Saturday, April 05, 2014

April Showers: Water for the Creative Soul from Wesselhoeft

Hi folks, beautiful springtime is here in College Station, Texas. Blankets of bluebonnets, evening primrose, and Indian paint brush are splashed all over the county like a color-crazed artist needed to spruce up the dull browns and greens. So uplifting.

I begin my April Showers series. This is all about what waters my creative soul.  I'm going to discuss the juice of some recent reads. First up comes enrichment from Conrad Wesselhoeft's new book Dirt Bikes, Drones and Other Ways to Fly (HMH).  Here's a short synopsis from Amazon: Seventeen year-old dirt-bike-riding daredevil Arlo Santiago catches the eye of the U.S. military with his first-place ranking on a video game featuring drone warfare, and must reconcile the work they want him to do with the emotional scars he has suffered following a violent death in his family.

This is one kinetic read. Here are two techniques in this book that will open your eyes as you create your own work.

1. Leverage language. This is something that Wesselhoeft always does and this book is no exception. Here in the middle of of bruising narrative, high flying action, and heart-rending despair is a peppering of poetic beauty. Phrasing elevates this story --- "book of Job lousy year," "Something rises in me -- something halfway between a fist and a sob" and "the thing about a journey -- it pops you into focus and sweeps the mess of your life under the rug if only for a brief time." Shy away from bland word choice as you create your works, and you will add brilliance to your stories.
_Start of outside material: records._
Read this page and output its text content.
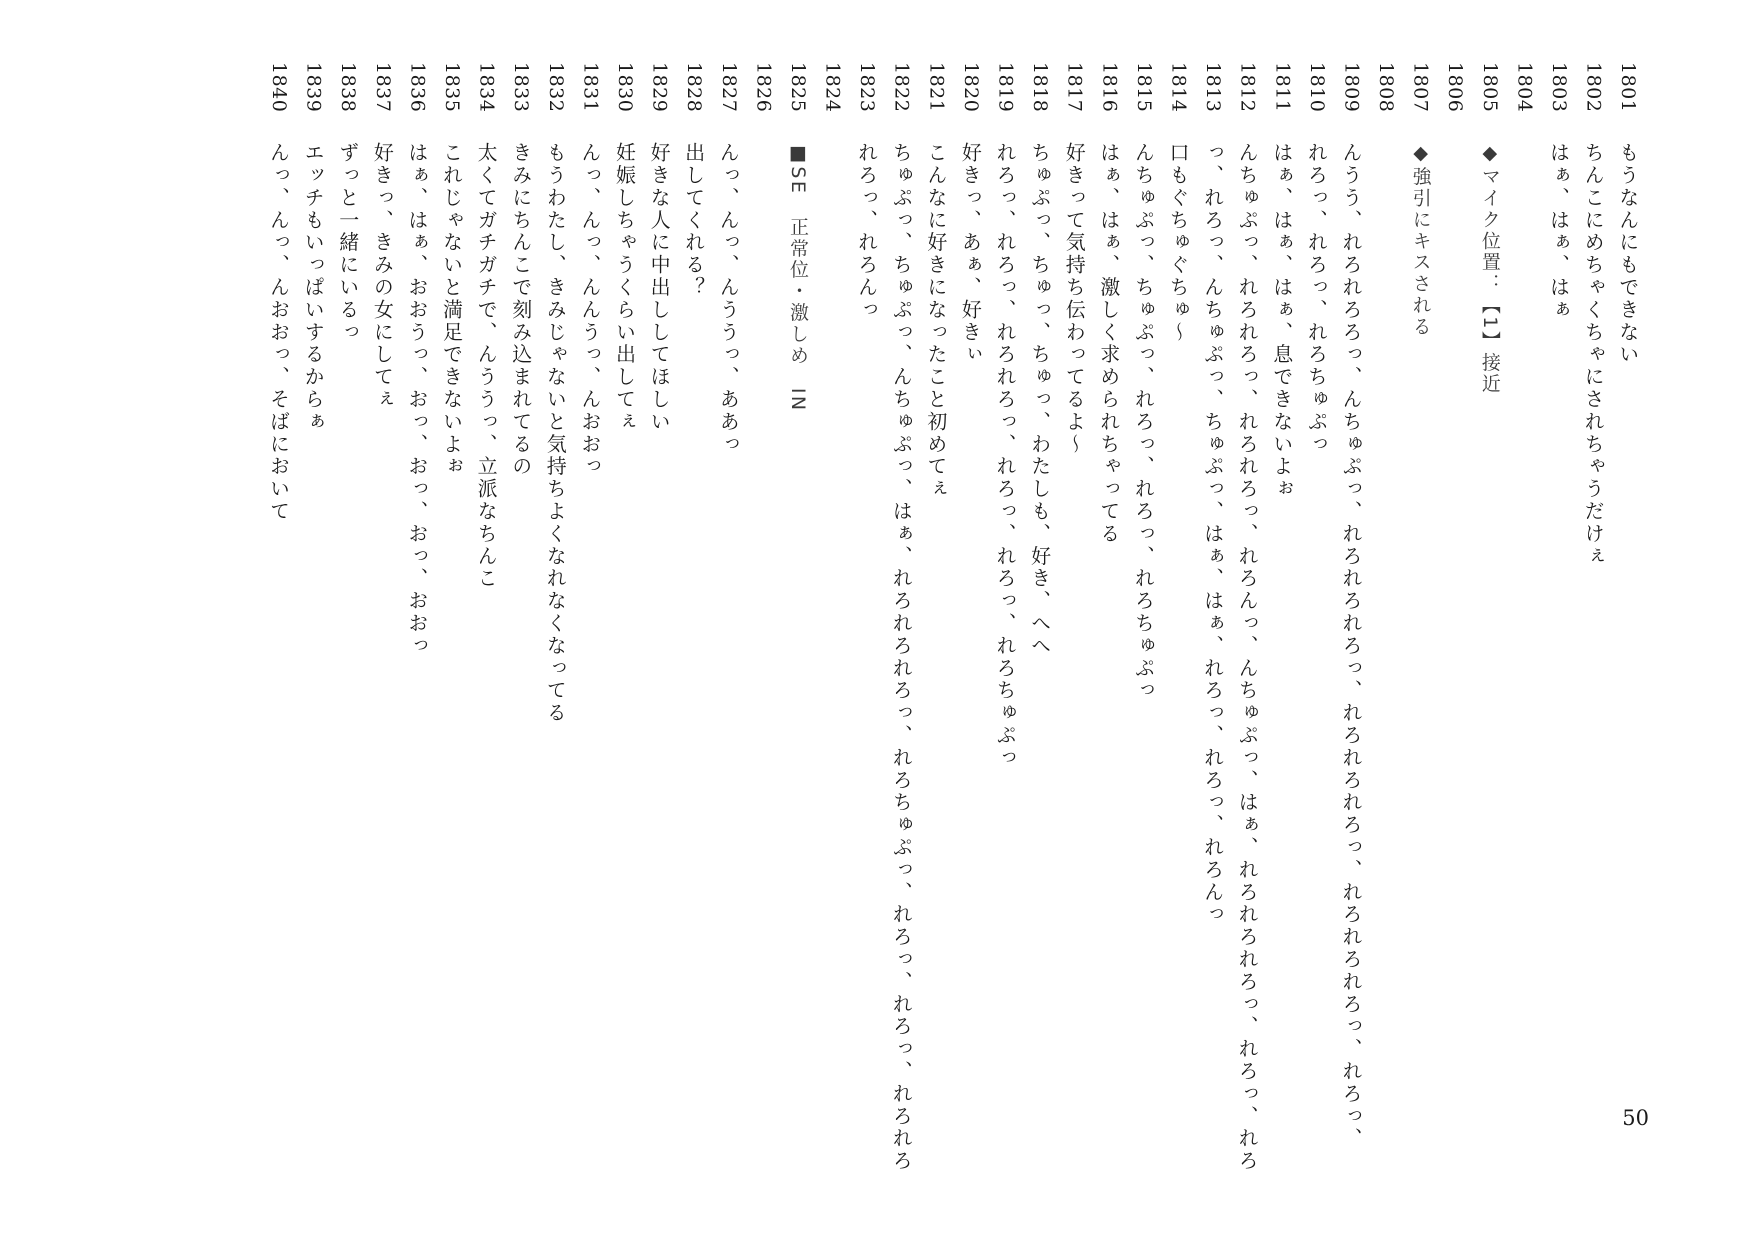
1801
もうなんにもできない
1802
ちんこにめちゃくちゃにされちゃうだけぇ
1803
はぁ、はぁ、はぁ
1804
1805
◆マイク位置：【1】接近
1806
1807
◆強引にキスされる
1808
1809
んうう、れろれろろっ、んちゅぷっ、れろれろれろっ、れろれろれろっ、れろれろれろっ、れろっ、
1810
れろっ、れろっ、れろちゅぷっ
1811
はぁ、はぁ、はぁ、息できないよぉ
1812
んちゅぷっ、れろれろっ、れろれろっ、れろんっ、んちゅぷっ、はぁ、れろれろれろっ、れろっ、れろ
1813
っ、れろっ、んちゅぷっ、ちゅぷっ、はぁ、はぁ、れろっ、れろっ、れろんっ
1814
口もぐちゅぐちゅ～
1815
んちゅぷっ、ちゅぷっ、れろっ、れろっ、れろちゅぷっ
1816
はぁ、はぁ、激しく求められちゃってる
1817
好きって気持ち伝わってるよ～
1818
ちゅぷっ、ちゅっ、ちゅっ、わたしも、好き、へへ
1819
れろっ、れろっ、れろれろっ、れろっ、れろっ、れろちゅぷっ
1820
好きっ、あぁ、好きぃ
1821
こんなに好きになったこと初めてぇ
1822
ちゅぷっ、ちゅぷっ、んちゅぷっ、はぁ、れろれろれろっ、れろちゅぷっ、れろっ、れろっ、れろれろ
1823
れろっ、れろんっ
1824
1825
■SE　正常位・激しめ　IN
1826
1827
んっ、んっ、んううっ、ああっ
1828
出してくれる？
1829
好きな人に中出ししてほしい
1830
妊娠しちゃうくらい出してぇ
1831
んっ、んっ、んんうっ、んおおっ
1832
もうわたし、きみじゃないと気持ちよくなれなくなってる
1833
きみにちんこで刻み込まれてるの
1834
太くてガチガチで、んううっ、立派なちんこ
1835
これじゃないと満足できないよぉ
1836
はぁ、はぁ、おおうっ、おっ、おっ、おっ、おおっ
1837
好きっ、きみの女にしてぇ
1838
ずっと一緒にいるっ
1839
エッチもいっぱいするからぁ
1840
んっ、んっ、んおおっ、そばにおいて
50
2. Say something. Dirt Bikes... is stitched together with  references to Mozart, Rossini, Martin Luther King, Buddha, Paul of Tarsus, Marcus Aurelius, Emerson, to name a few, and more obscure voices, like John Gillespie Magee, from his poem "High Flight." 
For I have danced the streets of heaven,
And touched the face of God.
Wesselhoeft is circling the idea that "Character is forever." Our choices will scar the world or uplift it. He digs deep into the idea of oversoul from Emerson. Oversoul is the river voices from each soul running together to make an ocean of soul stuff. Wesselhoeft uses many voices within this story to reflect this. Climb on the shoulders of giants as you write and say something. This is the oversoul of fiction.

I have at least a dozen pages of notes of  the lessons I learned while reading this book. I hope you realize that you are in  the battle of literacy as you create your books.  Do whatever it takes to widen the world, to stir up empathy, and to develop a continuing legacy. Use choice language and consider Rodin's "Thinker" at the gates of hell. Be that thinker at the gates. Write stuff that will make a difference.

Thanks for dropping by! I will have more showers next week.

Here is a doodle. "The Wind"



And finally a quote for your pocket.

What lies behind us, and what lies before us are but tiny matters compared to what lies within us. Ralph Waldo Emerson.

2 comments:

Vijaya said...

I've lost touch with Conrad ... so good to hear about this book. I'll have to pick it up for Max.

Molly/Cece said...

I'm thrilled he has a new book out. Just awesome to see.